Nachdem 2003 „Super Mario Sunshine“ für Nintendo GameCube erschienen war, zog das Entwicklerteam von Kyoto nach Tokyo um und gründete dort das Studio Nintendo Entertainment Analysis & Development Tokyo. Unter der Leitung von Yoshiaki Koizumi begann das Team die Arbeiten am „Sunshine“-Nachfolger „Super Mario Galaxy“, der im Jahre 2007 für die Wii auf den Markt kam. Der leitende Leveldesigner dieses Spiels, Koichi Hayashida, übernahm anschließend den Directorposten zur Entwicklung eines direkten Nachfolgers, „Super Mario Galaxy 2“ (Wii 2010). Gerade bei diesen drei Spielen der „Super Mario“-Reihe sind die Bemühungen der Entwickler deutlich zu erkennen, 3D-Jump'n'Runs möglichst zugänglich zu machen. Genauer haben wir uns damit in einem früheren Bericht auseinandergesetzt. In „Super Mario Galaxy 2“ ging man sogar soweit, dass auch zweidimensionale Abschnitte integriert wurden.
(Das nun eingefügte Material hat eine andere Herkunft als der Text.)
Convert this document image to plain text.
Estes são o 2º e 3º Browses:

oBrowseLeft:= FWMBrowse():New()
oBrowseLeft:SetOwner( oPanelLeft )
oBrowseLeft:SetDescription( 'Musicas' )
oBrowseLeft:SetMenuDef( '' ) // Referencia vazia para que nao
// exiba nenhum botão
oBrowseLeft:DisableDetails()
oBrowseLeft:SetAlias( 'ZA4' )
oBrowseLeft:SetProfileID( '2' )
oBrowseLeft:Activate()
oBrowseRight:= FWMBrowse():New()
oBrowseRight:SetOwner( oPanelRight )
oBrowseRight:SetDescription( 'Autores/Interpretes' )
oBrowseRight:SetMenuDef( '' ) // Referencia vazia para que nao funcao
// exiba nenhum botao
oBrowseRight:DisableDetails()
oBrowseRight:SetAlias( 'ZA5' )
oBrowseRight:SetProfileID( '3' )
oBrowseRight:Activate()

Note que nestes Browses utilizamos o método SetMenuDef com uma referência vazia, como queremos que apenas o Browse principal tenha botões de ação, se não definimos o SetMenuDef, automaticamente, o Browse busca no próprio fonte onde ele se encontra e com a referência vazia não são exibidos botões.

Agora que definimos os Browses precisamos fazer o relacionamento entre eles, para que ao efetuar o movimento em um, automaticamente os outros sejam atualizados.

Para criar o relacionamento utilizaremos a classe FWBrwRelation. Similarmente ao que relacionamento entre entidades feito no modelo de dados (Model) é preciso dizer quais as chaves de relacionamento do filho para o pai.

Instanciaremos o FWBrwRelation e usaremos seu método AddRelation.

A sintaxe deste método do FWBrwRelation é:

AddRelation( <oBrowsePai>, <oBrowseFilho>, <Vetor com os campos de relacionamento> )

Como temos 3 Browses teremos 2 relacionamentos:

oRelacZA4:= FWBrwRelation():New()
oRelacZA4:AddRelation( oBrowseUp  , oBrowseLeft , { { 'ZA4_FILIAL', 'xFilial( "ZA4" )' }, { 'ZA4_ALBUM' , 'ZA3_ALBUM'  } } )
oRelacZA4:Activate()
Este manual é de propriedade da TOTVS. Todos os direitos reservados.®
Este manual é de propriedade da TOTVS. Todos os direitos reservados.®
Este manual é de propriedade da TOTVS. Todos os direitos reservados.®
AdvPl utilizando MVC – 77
Nun befinden wir uns im Sommer des Jahres 2010. Die Arbeiten an „Super Mario Galaxy 2“ sind beendet und in der Nintendo-Chefetage überlegt man sich, was als nächstes kommen soll. Nintendos Next-Gen-Handheld 3DS befindet sich bereits in der Entwicklung und EAD Tokyo möchte ein Spiel dafür entwickeln. Normalerweise würde man eine 3DS-Portierung von „Super Mario Galaxy“ vornehmen, doch ist das der richtige Weg? Hayashida ist entschieden dagegen und weist sein Team an: „Zurück auf Null!“

Die Konzeption des neuen 3D-„Marios“ startet bei Null. Entscheidende Überlegungen sind, dass es ein Handheld-Spiel ist. Dies bedeutet, dass die Spieler es bevorzugt für vergleichsweise kurze Zeiträume, beispielsweise während einer Reise oder Zugfahrt, spielen werden. Die Level müssen also kürzer ausfallen als bei „Super Mario Galaxy“, das randvoll mit Inhalten bepackt war. In einem Iwata-fragt-Interview drückt Hayashida dies verständlich aus: „Super Mario Galaxy 2“ ist wie das Manchu Han Imperial Feast, ein historisches chinesisches Menü, das im Verlauf von drei Tagen verspeist wurde; verglichen damit sollte das neue 3DS-3D-„Mario“ wie ein Hamburger ausfallen.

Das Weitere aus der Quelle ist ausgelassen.